About a year and a half ago he decided to start documenting these folks with portrait shots.

Bingham’s photo series, “Portraits of a History,” focuses on the often unknown pasts of respected Vail Valley residents.

The series will run for a total of six months, beginning in July. Each month, a different portrait will be posted at the Edwards Starbucks, featuring local characters who have struck Bingham’s interest.

“It’s not something we usually do,” said Heather Long, store manager at the Edwards Starbucks. “It is a great opportunity to display local members of the community, who have done a lot for the community around them.”

Take Dr. Jack Eck for example, the focus of July’s portrait. Eck has lived in the Vail area since 1971, and helped get the hospital going by getting donations and providing health care, Bingham said.

“Everybody that’s lived here loves Jack,” he said.

He said that Eck is one of the best known doctors in the valley, but few know that hew was a flight surgeon in Vietnam.

“He spent a year there and had some really bad days as you can imagine. He went in on Chinook helicopters to get guys out of fire fights and did the first medical treatment,” he said.

Due to the risk of losing a pilot during these rescue attempts, Eck and other surgeons had to learn to pilot the helicopters themselves, Bingham said.

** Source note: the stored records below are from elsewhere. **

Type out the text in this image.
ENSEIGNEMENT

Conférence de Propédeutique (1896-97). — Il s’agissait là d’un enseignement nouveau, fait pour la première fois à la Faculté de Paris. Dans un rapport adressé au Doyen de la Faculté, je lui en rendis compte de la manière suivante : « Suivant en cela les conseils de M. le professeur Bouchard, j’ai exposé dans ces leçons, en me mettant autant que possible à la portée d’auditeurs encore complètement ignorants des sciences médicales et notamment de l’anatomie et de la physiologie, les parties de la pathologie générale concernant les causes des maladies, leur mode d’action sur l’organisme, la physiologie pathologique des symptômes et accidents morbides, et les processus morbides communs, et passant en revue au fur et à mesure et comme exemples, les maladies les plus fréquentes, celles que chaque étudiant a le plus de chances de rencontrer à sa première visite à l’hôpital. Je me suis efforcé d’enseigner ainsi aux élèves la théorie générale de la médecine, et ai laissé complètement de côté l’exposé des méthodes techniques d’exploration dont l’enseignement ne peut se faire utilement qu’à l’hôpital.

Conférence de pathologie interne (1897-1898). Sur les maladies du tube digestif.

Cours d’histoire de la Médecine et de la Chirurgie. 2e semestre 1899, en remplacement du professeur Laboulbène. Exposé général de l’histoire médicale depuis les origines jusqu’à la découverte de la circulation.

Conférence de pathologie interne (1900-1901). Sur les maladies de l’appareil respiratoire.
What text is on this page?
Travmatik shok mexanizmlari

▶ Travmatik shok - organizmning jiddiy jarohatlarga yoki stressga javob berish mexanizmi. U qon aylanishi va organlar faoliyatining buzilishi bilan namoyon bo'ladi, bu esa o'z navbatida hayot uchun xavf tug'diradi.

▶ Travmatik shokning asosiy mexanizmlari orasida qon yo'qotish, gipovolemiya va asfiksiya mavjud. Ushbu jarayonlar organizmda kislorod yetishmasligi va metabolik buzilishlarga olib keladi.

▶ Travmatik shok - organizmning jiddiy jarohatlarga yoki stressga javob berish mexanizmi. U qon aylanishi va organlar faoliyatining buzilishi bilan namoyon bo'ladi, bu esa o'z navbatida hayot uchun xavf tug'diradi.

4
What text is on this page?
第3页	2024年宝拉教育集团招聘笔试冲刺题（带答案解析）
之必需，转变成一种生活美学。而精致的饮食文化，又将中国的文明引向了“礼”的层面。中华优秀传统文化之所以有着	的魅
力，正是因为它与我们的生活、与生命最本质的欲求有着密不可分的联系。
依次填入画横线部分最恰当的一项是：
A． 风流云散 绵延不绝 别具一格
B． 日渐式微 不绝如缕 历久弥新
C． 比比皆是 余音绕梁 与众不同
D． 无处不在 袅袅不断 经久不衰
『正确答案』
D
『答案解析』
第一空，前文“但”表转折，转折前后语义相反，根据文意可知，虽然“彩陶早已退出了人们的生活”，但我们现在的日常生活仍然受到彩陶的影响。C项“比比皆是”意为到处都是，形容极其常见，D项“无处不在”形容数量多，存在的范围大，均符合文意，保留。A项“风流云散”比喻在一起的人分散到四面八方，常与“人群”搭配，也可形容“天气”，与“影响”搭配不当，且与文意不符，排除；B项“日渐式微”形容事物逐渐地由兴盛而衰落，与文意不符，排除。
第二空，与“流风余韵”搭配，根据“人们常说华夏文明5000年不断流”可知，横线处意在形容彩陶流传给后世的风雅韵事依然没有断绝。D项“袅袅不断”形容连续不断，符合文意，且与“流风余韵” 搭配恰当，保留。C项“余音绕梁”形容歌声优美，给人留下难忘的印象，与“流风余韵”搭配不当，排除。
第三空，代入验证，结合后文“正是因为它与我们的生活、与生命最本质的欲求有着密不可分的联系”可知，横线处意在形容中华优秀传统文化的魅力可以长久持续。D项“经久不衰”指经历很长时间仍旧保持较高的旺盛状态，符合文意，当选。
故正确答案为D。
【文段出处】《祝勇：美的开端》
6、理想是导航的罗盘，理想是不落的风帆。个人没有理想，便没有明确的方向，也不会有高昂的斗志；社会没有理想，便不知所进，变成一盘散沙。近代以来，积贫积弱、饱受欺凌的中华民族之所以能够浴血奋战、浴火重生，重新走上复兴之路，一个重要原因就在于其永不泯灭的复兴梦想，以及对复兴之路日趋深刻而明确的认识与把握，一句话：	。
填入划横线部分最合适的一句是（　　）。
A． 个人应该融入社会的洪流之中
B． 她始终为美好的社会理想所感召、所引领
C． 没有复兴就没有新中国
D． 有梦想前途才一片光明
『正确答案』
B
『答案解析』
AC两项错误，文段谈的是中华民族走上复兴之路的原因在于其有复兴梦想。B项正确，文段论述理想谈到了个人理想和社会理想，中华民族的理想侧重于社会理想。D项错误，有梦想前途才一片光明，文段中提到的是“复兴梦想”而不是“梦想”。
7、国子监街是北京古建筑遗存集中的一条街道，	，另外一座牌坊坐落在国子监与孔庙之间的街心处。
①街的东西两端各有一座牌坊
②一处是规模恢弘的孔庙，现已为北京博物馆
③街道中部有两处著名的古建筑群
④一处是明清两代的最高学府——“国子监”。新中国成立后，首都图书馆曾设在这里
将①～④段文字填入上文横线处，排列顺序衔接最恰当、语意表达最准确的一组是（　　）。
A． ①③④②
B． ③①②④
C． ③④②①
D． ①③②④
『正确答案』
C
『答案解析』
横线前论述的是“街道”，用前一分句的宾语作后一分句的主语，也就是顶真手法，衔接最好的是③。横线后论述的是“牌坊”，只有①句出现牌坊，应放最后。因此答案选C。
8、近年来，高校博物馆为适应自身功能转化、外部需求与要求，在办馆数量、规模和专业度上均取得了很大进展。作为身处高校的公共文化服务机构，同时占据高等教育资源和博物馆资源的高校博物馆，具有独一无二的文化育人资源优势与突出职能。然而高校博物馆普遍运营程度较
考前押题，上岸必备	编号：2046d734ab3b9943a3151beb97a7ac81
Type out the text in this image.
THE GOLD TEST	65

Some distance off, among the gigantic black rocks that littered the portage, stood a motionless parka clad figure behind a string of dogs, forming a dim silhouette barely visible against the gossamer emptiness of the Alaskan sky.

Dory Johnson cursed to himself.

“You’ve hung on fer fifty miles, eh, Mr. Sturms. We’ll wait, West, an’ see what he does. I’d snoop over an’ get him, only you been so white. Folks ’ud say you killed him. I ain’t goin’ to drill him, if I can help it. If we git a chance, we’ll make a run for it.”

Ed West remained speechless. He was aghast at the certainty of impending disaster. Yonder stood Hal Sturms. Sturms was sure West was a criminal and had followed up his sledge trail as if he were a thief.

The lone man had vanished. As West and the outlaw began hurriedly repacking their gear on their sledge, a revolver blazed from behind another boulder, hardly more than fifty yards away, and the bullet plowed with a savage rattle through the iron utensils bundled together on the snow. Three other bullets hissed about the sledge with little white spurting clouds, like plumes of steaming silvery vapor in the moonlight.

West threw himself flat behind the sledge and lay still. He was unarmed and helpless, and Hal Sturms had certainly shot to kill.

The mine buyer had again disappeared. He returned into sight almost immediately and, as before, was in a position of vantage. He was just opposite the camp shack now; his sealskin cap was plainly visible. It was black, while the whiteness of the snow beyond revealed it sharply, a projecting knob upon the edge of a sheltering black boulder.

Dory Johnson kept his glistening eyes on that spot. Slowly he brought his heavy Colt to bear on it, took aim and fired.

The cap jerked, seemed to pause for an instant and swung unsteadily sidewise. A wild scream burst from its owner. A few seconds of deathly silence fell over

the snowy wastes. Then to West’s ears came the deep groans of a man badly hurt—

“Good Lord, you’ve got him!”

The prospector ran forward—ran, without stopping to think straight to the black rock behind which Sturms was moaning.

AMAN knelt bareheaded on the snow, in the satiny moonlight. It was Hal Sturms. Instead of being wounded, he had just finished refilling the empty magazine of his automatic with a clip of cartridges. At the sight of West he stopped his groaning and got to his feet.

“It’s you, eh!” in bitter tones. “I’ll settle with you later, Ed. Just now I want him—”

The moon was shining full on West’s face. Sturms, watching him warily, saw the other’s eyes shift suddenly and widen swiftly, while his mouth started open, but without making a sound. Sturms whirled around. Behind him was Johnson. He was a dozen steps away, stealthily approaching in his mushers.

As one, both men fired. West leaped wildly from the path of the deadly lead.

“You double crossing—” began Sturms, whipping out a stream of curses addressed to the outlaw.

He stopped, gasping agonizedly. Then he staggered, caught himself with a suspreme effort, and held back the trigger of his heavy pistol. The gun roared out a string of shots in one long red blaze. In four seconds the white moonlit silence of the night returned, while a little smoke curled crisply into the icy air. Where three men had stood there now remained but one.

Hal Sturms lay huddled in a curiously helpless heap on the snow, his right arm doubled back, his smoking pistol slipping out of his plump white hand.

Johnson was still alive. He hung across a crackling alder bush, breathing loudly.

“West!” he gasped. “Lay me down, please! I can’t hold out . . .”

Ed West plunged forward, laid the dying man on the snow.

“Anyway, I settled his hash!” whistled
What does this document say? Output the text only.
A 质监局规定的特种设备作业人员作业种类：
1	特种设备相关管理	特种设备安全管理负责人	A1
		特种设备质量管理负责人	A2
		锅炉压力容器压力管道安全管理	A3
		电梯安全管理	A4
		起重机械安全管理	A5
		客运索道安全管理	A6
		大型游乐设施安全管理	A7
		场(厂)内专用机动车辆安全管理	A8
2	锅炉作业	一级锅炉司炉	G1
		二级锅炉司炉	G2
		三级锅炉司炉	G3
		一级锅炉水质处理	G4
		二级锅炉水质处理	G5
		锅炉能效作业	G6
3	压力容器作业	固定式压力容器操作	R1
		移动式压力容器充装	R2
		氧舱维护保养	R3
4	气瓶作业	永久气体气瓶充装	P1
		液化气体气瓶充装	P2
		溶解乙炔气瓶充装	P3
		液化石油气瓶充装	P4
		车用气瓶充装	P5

In order to present the less understood aspects of Eck’s life, Bingham snapped a picture of him wearing his flight suit and sitting in a Chinook helicopter.

“The whole concept is to bring that element of history into a photo,” he said, “just to really show people … that he had this history.”

Bingham has been taking pictures since he was in high school, he said.

He and his wife, Barbara, started a w photo re-touching and scanning business in Washington D.C. They had 800 clients, including National Geographic, Discovery Channel, Smithsonian and Time Life, when they moved to the Vail Valley in 1993 to raise their kids, he said.

The Binghams print the photos for the series at their home in Edwards.